Le linguiste et philosophe Noam Chomsky (à gauche de profil),
figure majeure du paysage intellectuel états-unien, nous a livré ses réflexions
exclusives après la mort de Fidel Castro à l'occasion d'une rencontre dans les
locaux de « l'Humanité » et de « l'Humanité Dimanche ».
« Les
réactions à la mort de Fidel Castro diffèrent selon l'endroit du monde où vous
vous trouvez. Par exemple, en Haïti ou en Afrique du Sud, c'était une figure très
respectée, une icône, et sa disparition a suscité une grande émotion.
« Aux
États-Unis, l'ambiance générale a été résumée par le premier titre du "New
York Times", lequel indiquait en substance : "Le dictateur cubain est
mort". Par curiosité, j'ai jeté un œil aux archives de ce journal pour
voir combien de fois ils avaient qualifié le roi d'Arabie saoudite de
"dictateur". Sans surprise, il n'y avait aucune occurrence...
« Il
y a également un silence absolu sur le rôle joué par les États-Unis à Cuba, la
manière dont Washington a œuvré pour nuire aux velléités d'indépendance de
l'île et à son développement, dès la révolution survenue en janvier 1959.
L'administration Eisenhower a tenté de renverser Castro, puis, sous celle de
Kennedy, il y a eu l'invasion manquée de la baie des Cochons, suivie d'une
campagne terroriste majeure.
« Des
centaines, voire des milliers de personnes ont été assassinées avec la
complicité de l'administration américaine et une guerre économique d'une
sauvagerie extrême a été déclarée contre le régime de Fidel Castro.
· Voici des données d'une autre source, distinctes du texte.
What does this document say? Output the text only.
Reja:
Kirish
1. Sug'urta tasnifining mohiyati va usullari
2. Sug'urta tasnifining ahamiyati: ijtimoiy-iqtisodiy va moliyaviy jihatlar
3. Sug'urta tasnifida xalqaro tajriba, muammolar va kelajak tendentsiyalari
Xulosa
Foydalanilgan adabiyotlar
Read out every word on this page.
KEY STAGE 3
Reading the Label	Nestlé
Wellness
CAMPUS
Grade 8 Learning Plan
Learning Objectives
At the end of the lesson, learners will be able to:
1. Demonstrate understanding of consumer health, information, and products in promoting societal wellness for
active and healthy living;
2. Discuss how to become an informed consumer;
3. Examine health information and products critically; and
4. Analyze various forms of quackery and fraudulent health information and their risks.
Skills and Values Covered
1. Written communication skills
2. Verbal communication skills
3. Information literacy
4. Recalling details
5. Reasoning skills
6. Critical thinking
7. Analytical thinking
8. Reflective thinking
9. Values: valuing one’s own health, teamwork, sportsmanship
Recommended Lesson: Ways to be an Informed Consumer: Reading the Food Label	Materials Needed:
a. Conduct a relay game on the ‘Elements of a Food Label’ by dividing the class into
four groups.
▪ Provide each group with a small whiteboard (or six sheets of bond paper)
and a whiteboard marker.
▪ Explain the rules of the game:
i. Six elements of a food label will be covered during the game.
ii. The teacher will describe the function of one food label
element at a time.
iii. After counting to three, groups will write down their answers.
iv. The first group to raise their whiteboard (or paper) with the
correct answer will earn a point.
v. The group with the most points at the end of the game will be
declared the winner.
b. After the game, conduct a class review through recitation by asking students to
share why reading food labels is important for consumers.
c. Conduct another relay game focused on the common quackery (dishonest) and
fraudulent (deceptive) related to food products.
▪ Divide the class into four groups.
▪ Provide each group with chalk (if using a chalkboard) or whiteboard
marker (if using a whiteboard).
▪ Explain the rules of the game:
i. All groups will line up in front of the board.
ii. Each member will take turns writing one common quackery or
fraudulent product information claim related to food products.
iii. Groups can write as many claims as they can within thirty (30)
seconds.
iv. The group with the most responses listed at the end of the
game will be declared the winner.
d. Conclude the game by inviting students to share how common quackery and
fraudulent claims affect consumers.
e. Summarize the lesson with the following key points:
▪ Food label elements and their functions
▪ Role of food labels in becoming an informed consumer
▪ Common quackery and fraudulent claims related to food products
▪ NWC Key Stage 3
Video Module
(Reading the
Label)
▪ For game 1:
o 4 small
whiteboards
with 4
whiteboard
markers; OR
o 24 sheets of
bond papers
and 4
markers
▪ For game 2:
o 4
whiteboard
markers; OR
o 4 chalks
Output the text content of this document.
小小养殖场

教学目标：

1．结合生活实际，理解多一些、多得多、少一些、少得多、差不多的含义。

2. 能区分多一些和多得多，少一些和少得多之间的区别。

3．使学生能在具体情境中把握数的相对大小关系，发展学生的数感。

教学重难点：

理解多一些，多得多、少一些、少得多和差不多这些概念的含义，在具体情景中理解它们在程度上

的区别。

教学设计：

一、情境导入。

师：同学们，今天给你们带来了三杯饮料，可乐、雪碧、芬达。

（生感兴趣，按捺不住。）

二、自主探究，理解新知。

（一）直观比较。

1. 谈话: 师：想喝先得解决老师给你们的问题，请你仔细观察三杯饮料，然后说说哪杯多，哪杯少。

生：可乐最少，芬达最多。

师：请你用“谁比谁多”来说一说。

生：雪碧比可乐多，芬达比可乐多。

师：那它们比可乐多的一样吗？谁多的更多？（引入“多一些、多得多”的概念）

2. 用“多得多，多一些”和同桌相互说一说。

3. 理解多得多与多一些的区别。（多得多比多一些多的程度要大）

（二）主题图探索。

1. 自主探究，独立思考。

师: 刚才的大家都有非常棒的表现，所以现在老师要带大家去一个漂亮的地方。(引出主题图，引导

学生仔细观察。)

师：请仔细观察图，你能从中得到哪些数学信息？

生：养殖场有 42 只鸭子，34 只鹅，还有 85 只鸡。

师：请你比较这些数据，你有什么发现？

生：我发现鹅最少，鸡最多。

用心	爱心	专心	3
Cette
opération, baptisée opération "Mangouste", a culminé en octobre 1962
et devait aboutir à un soulèvement à Cuba auquel Washington aurait apporté son
appui.
« Mais
en octobre 1962, Khrouchtchev a installé des missiles à Cuba, sans doute en
partie pour contrecarrer l'opération "Mangouste" mais aussi pour
compenser l'avantage militaire dont disposait l'armée américaine dans la guerre
froide, conséquence du refus par Washington de l'offre de désarmement mutuel
émise par Moscou. Ce fut sans doute le moment le plus dangereux de l'histoire
de l'humanité.
« Personne ne se demande pourquoi Mandela, à peine libéré
de prison, a rendu hommage à Fidel Castro.
« Dès
la fin de la crise des missiles, Kennedy a relancé les opérations terroristes
contre Cuba ainsi que la guerre économique, ce qui a eu des implications
majeures sur les capacités de développement de Cuba.
« Imaginez
ce que serait la situation aux États-Unis si, dans la foulée de son
indépendance, une superpuissance avait infligé pareil traitement : jamais des
institutions démocratiques n'auraient pu y prospérer.
« Tout
cela a été omis lors de l'annonce de la mort de Fidel Castro. Autres omissions
: pourquoi une personnalité aussi respectée que Nelson Mandela, à peine libérée
de prison, a-t-elle rendu hommage à Fidel Castro en le remerciant de son aide
pour la libération de son pays du joug de l'apartheid ?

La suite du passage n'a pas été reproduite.